Exactly One Year to the Nomination | HughHewitt.com | 08.29.11

One year from today, the Republican National Convention will nominate the party’s 2012 candidate for president.  With Texas governor Rick Perry now in the race, the field is almost complete – almost but very likely not quite.

With President Obama’s disapproval ratings having hit a remarkable high of 55 percent in Gallup daily tracking results released over the weekend, you would think the GOP nominee would be a November shoo-in. 

Add to current polls one of those correlations that public opinion experts love to make. The University of Michigan puts out a Consumer Sentiment Index.  It is one of the longest running tabulations in survey research, going back to the 1940s.  The higher the score, the more optimistic Americans are – and the more optimistic Americans are, the more likely the incumbent president will be reelected.  So when incumbents have won, the score has averaged 95.9.  When they have lost, it has averaged 74.4.  This month the score hit 54.9. 

And yet, remarkably, in the last week Mr. Obama pulled ahead in the ongoing generic Republican candidate v. himself matchups.  And in Real Clear Politics head to head matchups, he now beats every GOP candidate, besting some, like former Alaska governor Sarah Palin and former House speaker Newt Gingrich, by double digits.

With much of the political world, I assume that the president will command a campaign fund of a billion dollars.  I also assume the independent expenditures supporting him — fed by the fortunes of trial lawyers, Big Labor, and George Soros — will add another billion.  Some in Washington believe that the GOP and its supporters will be lucky to raise half that amount.

So where do the Republican candidates stand among themselves today?

Yes, according to Real Clear Politics tracking of all polls, Rick Perry has pulled ahead of the field.  He has cut into the support of Romney, Bachman, and the as-yet-unannounced Palin.  His quick rise has confirmed what everyone had been feeling for months.  The pre-Perry GOP field reminded you of early signs of the flu; you didn’t know what was bothering you, but you didn’t feel quite right.

And yet as recently as over the weekend, a columnist who should be enthusiastic about the Texas governor, Jonah Goldberg (see: http://tinyurl.com/3j6r57w) delivered the kind of tepid assessment that signals problems in a candidacy.  “Perry’s not a bad speaker,” he sighed in National Review Online, adding with a shrug, “I’m trying to keep an open mind.”  Goldberg fears that Perry will be no more adept at explaining his positions to the American people than was his separated-at-birth (twin in over-the-top-with-Texas-mannerisms) brother, George W. Bush.

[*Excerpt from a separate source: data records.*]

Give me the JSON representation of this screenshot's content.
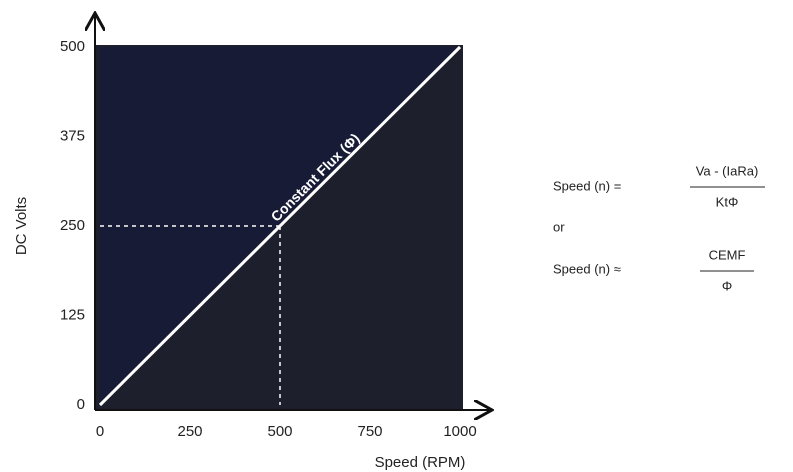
{
  "chart_data": {
    "type": "line",
    "x": [
      0,
      1000
    ],
    "series": [
      {
        "color": "#ffffff",
        "values": [
          0,
          500
        ]
      }
    ],
    "guide": [
      500,
      250
    ],
    "annotation": "Constant Flux (Φ)",
    "xlabel": "Speed (RPM)",
    "ylabel": "DC Volts",
    "xlim": [
      0,
      1000
    ],
    "xticks": [
      0,
      250,
      500,
      750,
      1000
    ],
    "ylim": [
      0,
      500
    ],
    "yticks": [
      0,
      125,
      250,
      375,
      500
    ],
    "grid": false,
    "equations": {
      "first": {
        "lhs": "Speed (n) =",
        "numerator": "Va - (IaRa)",
        "denominator": "KtΦ"
      },
      "joiner": "or",
      "second": {
        "lhs": "Speed (n) ≈",
        "numerator": "CEMF",
        "denominator": "Φ"
      }
    }
  }
}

Goldberg’s views about W are not mine, but I know what he means.  I spoke to a national conservative meeting held in Dallas a few months ago.  In the course of the visit, I spent a morning with a senior GOP office holder, a Perry partisan.  I heard a lot about Texas government and Texas politics and came away convinced that Perry was a first class political executive who deserved serious credit for his state’s economic vitality.  But then I went to lunch and heard Perry speak.

Texans cherish a particular view of themselves and their state.  It has a lot to do with cowboys and Rangers and the glories and hardships of the frontier, the cattle drive, the oil patch, and Texas’ prior nationhood.  Texans don’t so much see their state as having been admitted to the United States all those decades ago as having allowed the United States to affiliate with Texas.  Some states and even parts of states (think New York City or Boston) strut their own very distinct persona.  But if you were to rank them, Texas would occupy the top bracket all by itself.  And, from what I saw when the governor addressed that national group in Dallas, and as the nation is now seeing, Rick Perry would have the top bracket for more-Texan-than-Texas archetype all to himself.

Doubts are in the air about whether the Perry strut will sell in the rest of the country — which is why so many believe there will be more entrants to the field before long.  Palin is said to be readying a run, to be announced after Labor Day.  And despite denials, reports are circulating in Washington that New Jersey governor Chris Christie’s forces have been shopping for national campaign consulting talent.

One way or the other, there is a feeling everywhere you turn that the party has a duty to field the best imaginable team this coming year.  Which is why late entrants remain welcome.